Анатолий Смелянский: Дело заключается в том, что когда я сказал роевая среда, я имел в виду, что абсолютно стандартная русская советская семья. Родители оказались в Горьком, они из Белоруссии, сразу после революции. Я последний сын в семье, там было шесть мальчиков. Это довольно важная история, поскольку это связано с историей бедности. Это довольно существенная черта, которая слагает детство, детство благополучное, богатое, с воспитателями, с книгами, пахнущими старинным шоколадом. И квартира в районе, который в Нижнем назывался назывался Лягушиха в народе. Пройти от дома до остановки автобуса, пролезая под поездом, мальчиком 7-8 лет, никто не провожал в школу. Остановка называлась «Сталинская», поезд шел в Сормово. Я проходил по Лягушихе примерно километр, увязая в грязи. Это детство.
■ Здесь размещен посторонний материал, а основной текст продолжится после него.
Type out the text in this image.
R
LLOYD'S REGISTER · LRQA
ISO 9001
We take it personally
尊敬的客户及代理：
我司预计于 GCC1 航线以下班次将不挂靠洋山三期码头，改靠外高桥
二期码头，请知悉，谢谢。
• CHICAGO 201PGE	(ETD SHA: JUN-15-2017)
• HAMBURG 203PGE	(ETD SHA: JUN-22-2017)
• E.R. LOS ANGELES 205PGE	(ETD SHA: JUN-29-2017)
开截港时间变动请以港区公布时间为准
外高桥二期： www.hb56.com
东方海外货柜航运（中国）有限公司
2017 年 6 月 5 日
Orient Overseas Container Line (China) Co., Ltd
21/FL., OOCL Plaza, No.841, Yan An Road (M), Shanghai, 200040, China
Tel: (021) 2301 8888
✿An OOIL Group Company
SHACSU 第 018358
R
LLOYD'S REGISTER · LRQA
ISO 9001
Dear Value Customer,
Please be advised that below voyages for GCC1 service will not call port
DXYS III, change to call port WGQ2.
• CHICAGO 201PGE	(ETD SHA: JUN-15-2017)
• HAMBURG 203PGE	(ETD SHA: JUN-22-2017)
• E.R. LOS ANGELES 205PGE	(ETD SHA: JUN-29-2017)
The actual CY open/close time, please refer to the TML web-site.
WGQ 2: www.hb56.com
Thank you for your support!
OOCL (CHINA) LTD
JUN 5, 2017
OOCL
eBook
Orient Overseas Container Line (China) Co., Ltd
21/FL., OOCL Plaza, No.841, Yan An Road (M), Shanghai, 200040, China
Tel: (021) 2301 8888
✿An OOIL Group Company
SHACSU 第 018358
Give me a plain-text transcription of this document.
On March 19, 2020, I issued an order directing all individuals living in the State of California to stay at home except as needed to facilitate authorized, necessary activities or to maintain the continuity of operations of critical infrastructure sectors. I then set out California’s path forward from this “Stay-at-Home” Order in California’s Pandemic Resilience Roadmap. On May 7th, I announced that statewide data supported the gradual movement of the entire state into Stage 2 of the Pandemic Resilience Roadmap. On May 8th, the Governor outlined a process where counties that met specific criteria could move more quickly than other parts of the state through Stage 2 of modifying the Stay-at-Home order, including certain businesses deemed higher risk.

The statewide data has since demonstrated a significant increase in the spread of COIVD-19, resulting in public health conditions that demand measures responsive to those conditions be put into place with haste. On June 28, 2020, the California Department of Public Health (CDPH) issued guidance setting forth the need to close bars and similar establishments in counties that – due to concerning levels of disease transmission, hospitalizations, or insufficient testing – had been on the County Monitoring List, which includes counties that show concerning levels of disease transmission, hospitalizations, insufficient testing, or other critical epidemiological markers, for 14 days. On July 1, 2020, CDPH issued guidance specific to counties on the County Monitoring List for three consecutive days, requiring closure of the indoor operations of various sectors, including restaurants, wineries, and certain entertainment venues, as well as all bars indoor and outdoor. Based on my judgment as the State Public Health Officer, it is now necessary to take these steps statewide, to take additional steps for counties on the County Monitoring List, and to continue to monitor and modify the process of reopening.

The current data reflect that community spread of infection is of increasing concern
Кстати говоря, первое уже личное - это не реакция книжная, мне было лет 12, и я шел по Лягушихе, пролез под поездом, и я помню ощущение мальчика, осознающего, что делать, неужели я всю жизнь буду ходить таким образом? Не может этого быть, что-то должно произойти, должно что-то измениться. Я остро помню момент, когда какие-то претензии к жизни появились, причем я не понимал ни способов, ничего.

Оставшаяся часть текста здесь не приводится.